Reformulation of quaternionic constraints as integrability conditions.

Solution of constraints using two unconstrained potentials.

Establishment of a correspondence between quaternionic spaces and N=2 supersymmetric sigma-models.

Abstract

We find a principle of harmonic analyticity underlying the quaternionic (quaternion-K\"ahler) geometry and solve the differential constraints which define this geometry. To this end the original $4n$-dimensional quaternionic manifold is extended to a bi-harmonic space. The latter includes additional harmonic coordinates associated with both the tangent local $Sp(1)$ group and an extra rigid $SU(2)$ group rotating the complex structures.
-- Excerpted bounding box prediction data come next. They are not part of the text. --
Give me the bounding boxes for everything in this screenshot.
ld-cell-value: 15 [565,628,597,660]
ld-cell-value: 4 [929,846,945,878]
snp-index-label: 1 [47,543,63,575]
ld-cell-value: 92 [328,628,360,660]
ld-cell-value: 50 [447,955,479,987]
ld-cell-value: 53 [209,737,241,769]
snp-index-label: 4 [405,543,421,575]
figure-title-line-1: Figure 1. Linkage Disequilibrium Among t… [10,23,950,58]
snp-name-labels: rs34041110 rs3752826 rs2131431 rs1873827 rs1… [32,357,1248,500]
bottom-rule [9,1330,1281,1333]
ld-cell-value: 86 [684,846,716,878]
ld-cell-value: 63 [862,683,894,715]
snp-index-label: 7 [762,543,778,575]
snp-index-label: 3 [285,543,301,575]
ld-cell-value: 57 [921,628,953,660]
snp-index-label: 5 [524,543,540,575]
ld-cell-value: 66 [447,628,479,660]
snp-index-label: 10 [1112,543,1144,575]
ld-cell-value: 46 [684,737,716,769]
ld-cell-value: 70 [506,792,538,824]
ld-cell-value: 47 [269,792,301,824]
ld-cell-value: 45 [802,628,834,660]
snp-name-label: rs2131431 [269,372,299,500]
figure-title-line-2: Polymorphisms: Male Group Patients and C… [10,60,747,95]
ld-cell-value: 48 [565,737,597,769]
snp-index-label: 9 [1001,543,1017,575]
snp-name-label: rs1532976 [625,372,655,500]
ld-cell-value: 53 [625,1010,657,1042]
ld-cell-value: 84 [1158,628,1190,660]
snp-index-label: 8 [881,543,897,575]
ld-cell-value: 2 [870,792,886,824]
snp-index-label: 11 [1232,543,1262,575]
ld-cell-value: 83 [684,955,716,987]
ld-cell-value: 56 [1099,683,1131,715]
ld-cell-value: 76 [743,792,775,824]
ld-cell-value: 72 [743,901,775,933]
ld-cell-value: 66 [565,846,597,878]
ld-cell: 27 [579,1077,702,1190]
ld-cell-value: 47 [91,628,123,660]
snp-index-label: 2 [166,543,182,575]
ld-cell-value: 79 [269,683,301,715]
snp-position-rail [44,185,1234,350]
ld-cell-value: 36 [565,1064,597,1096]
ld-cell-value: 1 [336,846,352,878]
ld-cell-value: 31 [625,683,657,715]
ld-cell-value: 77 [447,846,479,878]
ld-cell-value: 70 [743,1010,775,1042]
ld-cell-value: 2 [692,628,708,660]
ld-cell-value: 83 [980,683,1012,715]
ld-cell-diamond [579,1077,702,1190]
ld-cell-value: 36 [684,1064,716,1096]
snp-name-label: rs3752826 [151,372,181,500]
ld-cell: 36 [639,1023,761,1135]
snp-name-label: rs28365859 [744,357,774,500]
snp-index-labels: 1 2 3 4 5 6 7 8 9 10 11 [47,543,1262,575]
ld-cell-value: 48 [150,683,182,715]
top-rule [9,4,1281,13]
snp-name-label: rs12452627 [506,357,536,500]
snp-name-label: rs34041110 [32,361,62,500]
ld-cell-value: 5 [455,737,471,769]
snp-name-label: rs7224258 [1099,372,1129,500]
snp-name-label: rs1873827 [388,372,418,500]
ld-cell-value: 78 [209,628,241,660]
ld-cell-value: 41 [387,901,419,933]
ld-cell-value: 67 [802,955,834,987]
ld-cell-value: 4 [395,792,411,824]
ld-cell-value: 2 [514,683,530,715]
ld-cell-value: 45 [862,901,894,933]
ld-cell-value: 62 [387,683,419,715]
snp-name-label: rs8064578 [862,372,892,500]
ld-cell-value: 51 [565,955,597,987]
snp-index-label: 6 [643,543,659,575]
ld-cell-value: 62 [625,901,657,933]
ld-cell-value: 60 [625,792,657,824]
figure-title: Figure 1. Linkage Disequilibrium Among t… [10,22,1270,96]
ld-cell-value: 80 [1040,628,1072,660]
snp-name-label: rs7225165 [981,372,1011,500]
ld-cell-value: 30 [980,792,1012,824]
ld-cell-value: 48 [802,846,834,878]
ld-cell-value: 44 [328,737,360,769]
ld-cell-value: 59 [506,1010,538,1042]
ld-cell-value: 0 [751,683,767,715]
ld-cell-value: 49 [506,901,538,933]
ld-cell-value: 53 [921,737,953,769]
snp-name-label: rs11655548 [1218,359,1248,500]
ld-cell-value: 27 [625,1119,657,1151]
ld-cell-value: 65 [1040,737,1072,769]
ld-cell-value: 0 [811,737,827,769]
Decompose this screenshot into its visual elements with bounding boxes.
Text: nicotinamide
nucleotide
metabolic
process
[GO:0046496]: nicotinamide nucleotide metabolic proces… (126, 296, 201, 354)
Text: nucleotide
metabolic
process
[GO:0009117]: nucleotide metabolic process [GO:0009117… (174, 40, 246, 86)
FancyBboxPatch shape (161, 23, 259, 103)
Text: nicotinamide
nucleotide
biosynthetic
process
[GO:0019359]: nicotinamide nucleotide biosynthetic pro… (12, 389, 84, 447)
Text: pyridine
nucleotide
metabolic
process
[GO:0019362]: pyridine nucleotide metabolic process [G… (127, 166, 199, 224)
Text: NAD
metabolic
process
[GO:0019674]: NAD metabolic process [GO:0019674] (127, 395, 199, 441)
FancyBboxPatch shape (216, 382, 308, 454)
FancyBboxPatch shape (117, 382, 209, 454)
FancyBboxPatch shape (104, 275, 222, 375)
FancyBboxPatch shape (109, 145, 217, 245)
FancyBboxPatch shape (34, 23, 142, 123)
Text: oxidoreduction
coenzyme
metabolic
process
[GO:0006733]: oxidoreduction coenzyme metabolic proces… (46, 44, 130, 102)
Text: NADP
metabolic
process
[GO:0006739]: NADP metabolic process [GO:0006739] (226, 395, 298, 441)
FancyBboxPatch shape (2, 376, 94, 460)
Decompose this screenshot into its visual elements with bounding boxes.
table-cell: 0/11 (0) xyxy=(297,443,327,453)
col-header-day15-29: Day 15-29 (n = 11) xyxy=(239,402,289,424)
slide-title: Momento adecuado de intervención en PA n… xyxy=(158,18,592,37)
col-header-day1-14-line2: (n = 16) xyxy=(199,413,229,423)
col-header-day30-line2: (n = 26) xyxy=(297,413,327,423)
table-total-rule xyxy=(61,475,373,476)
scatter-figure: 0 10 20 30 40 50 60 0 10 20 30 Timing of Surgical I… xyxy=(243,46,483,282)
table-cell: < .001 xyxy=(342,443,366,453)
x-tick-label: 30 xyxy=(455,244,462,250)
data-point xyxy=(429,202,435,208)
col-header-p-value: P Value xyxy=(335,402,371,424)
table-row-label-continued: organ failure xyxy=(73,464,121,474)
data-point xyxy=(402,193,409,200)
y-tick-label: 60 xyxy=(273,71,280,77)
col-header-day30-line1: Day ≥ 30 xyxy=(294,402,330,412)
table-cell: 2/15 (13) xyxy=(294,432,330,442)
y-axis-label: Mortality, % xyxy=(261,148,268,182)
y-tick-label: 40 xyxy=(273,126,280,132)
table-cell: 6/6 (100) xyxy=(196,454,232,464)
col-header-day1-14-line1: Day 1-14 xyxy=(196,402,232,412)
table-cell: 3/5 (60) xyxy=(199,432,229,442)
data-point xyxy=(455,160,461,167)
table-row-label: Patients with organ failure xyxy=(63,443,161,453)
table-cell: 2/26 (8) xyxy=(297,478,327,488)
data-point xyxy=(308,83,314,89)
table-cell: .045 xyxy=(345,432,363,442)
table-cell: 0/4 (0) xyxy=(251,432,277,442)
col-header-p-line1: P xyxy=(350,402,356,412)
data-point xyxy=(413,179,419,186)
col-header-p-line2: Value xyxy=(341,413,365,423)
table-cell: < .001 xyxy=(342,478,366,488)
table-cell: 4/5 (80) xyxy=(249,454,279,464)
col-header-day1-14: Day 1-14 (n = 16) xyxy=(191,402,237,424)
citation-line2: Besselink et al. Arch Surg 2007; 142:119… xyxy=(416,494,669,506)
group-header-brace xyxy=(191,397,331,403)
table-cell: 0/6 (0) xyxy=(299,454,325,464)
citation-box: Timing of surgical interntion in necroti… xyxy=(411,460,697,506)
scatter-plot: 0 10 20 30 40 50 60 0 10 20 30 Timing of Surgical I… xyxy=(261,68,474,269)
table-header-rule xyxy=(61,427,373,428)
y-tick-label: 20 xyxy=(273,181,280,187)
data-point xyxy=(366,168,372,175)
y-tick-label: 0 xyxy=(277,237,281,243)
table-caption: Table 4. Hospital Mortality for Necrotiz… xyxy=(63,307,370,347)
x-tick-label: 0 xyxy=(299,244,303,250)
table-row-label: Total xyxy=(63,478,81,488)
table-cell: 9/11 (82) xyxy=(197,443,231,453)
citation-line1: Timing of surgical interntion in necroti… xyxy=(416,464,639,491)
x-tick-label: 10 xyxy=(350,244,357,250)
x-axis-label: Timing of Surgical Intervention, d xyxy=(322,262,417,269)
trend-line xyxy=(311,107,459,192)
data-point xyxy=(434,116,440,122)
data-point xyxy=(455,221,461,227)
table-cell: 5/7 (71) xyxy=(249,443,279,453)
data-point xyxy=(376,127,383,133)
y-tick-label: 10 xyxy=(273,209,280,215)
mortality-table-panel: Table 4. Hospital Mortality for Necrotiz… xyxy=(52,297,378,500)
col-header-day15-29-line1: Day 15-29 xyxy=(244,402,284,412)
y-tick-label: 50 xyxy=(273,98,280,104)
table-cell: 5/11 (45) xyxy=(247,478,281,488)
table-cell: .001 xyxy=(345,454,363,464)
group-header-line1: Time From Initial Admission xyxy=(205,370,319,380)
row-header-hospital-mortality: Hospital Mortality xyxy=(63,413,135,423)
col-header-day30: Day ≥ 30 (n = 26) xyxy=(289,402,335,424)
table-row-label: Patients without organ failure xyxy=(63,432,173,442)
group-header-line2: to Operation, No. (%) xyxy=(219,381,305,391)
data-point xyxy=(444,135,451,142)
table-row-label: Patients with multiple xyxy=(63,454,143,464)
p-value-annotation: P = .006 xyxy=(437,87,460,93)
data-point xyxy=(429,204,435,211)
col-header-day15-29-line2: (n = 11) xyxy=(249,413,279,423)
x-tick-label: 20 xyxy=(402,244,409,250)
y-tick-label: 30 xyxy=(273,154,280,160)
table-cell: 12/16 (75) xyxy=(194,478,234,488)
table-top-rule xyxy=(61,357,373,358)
Then the constraints can be rewritten as integrability conditions for the existence of an analytic subspace in the bi-harmonic space and solved in terms of two unconstrained potentials on the analytic subspace. Geometrically, the potentials have the meaning of vielbeins associated with the harmonic coordinates. We also establish a one-to-one correspondence between the quaternionic spaces and off-shell $N=2$ supersymmetric sigma-models coupled to $N=2$ supergravity. The general $N=2$ sigma-model Lagrangian when written in the harmonic superspace is composed of the quaternionic potentials. Coordinates of the analytic subspace are identified with superfields describing $N=2$ matter hypermultiplets and a compensating hypermultiplet of $N=2$ supergravity. As an illustration we present the potentials for the symmetric quaternionic spaces.